Wobei sich zeigte, dass hier noch einiges an Feintuning notwendig ist, sofern diese Grundordnung beibehalten werden soll. In dieser Partie waren die beiden noch zu sehr Zehner und weniger Achter. Es haperte ab und an in der Rückwärtsbewegung. Dadurch kamen die Schalker ab der Mitte zweiten Hälfte durch die Halbräume einige Male gefährlich nach vorne. Kaloc war da als einsamer Sechser überfordert. Nachdem die Lautrer in der ersten Viertelstunde so konzentriert früh attackiert hatten, dass beim Gast erstmal gar nichts ging.
Ein paar Zahlen zum Beleg
Die veränderte Spielanlage sei kurz an ein paar Vergleichszahlen aus dem Datenkosmos von "Wyscout" dokumentiert. Bei der 1:2-Niederlage gegen Nürnberg dauerte ein Ballbesitz des 1. FC Kaiserslautern im Schnitt 16 Sekunden. Ballbesitze zwischen 20 und 45 Sekunden Länge verzeichnete die Anfang-Elf 27, sechs hielten noch länger an. Die Länge eines Passes, der das gegnerische Drittel erreichte, betrug im Mittel 22,7 Meter.

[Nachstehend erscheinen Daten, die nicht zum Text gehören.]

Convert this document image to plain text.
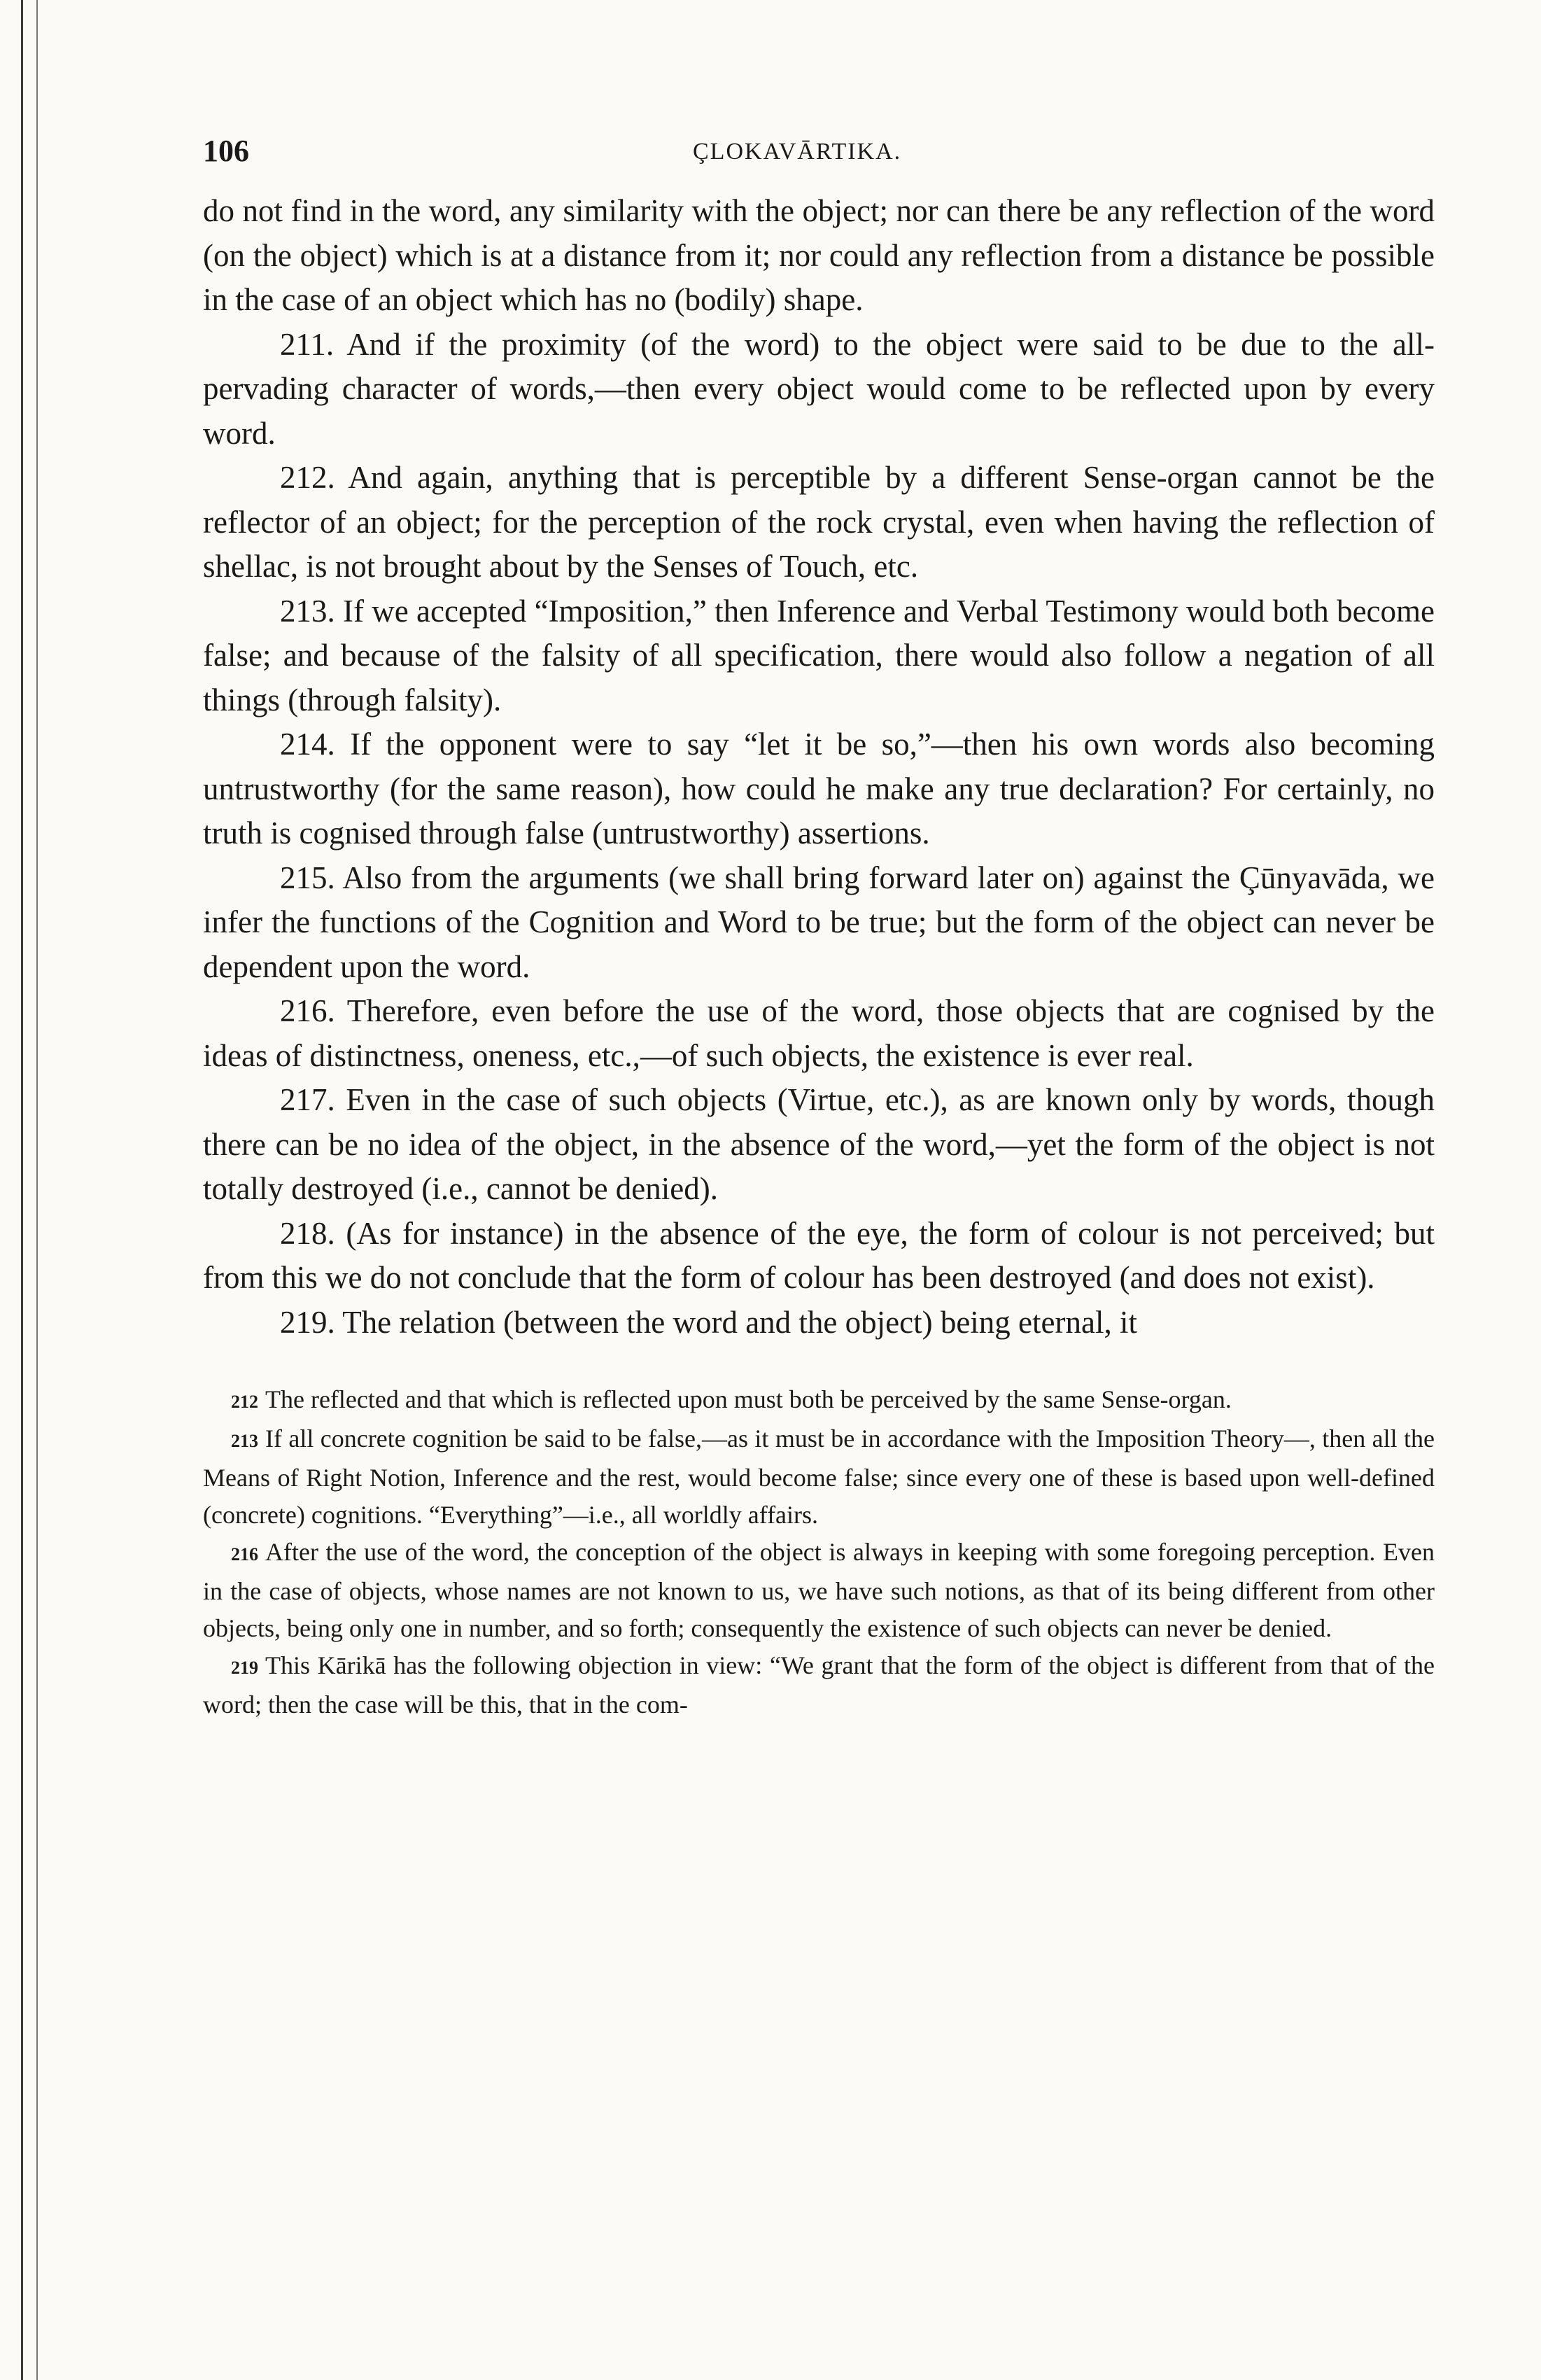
106	ÇLOKAVĀRTIKA.

do not find in the word, any similarity with the object; nor can there be any reflection of the word (on the object) which is at a distance from it; nor could any reflection from a distance be possible in the case of an object which has no (bodily) shape.

211. And if the proximity (of the word) to the object were said to be due to the all-pervading character of words,—then every object would come to be reflected upon by every word.

212. And again, anything that is perceptible by a different Sense-organ cannot be the reflector of an object; for the perception of the rock crystal, even when having the reflection of shellac, is not brought about by the Senses of Touch, etc.

213. If we accepted “Imposition,” then Inference and Verbal Testimony would both become false; and because of the falsity of all specification, there would also follow a negation of all things (through falsity).

214. If the opponent were to say “let it be so,”—then his own words also becoming untrustworthy (for the same reason), how could he make any true declaration? For certainly, no truth is cognised through false (untrustworthy) assertions.

215. Also from the arguments (we shall bring forward later on) against the Çūnyavāda, we infer the functions of the Cognition and Word to be true; but the form of the object can never be dependent upon the word.

216. Therefore, even before the use of the word, those objects that are cognised by the ideas of distinctness, oneness, etc.,—of such objects, the existence is ever real.

217. Even in the case of such objects (Virtue, etc.), as are known only by words, though there can be no idea of the object, in the absence of the word,—yet the form of the object is not totally destroyed (i.e., cannot be denied).

218. (As for instance) in the absence of the eye, the form of colour is not perceived; but from this we do not conclude that the form of colour has been destroyed (and does not exist).

219. The relation (between the word and the object) being eternal, it

212 The reflected and that which is reflected upon must both be perceived by the same Sense-organ.

213 If all concrete cognition be said to be false,—as it must be in accordance with the Imposition Theory—, then all the Means of Right Notion, Inference and the rest, would become false; since every one of these is based upon well-defined (concrete) cognitions. “Everything”—i.e., all worldly affairs.

216 After the use of the word, the conception of the object is always in keeping with some foregoing perception. Even in the case of objects, whose names are not known to us, we have such notions, as that of its being different from other objects, being only one in number, and so forth; consequently the existence of such objects can never be denied.

219 This Kārikā has the following objection in view: “We grant that the form of the object is different from that of the word; then the case will be this, that in the com-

Und in dieser Partie? Durchschnittliche Länge eines FCK-Ballbesitzes: elf Sekunden. Ballbesitze zwischen 20 und 45 Sekunden Länge: zehn. Über 45 Sekunden: zwei. Ein Pass ins Angriffsdrittel flog im Schnitt 32,4 Meter weit.
Wobei nochmal klargestellt werden soll: Der FCK spielte gegen den FCN keinesfalls schlecht, sondern vor allem in der zweiten Halbzeit sogar richtig gut. Nur eben anders. Lediglich das Ergebnis stimmte am Ende nicht.
Nach der Pause: Hanslik scheitert, Höjlund auch
Zu erkennen war auch, dass der beste Kopfballstürmer der Liga nun auch aus dem Spiel heraus wieder mehr Flanken von der Seite bekommen soll. Das lässt sich quantitativ zwar nicht mit Zahlen belegen, aber qualitativ: Das 1:0 in der 35. Minute erfolgte im Anschluss an eine starke Redondo-Flanke, die Ache in seiner unnachahmlichen Art aufs Tor köpfte. Schalke-Keeper Justin Hekeeren konnte nur abklatschen, Yokota staubte ab.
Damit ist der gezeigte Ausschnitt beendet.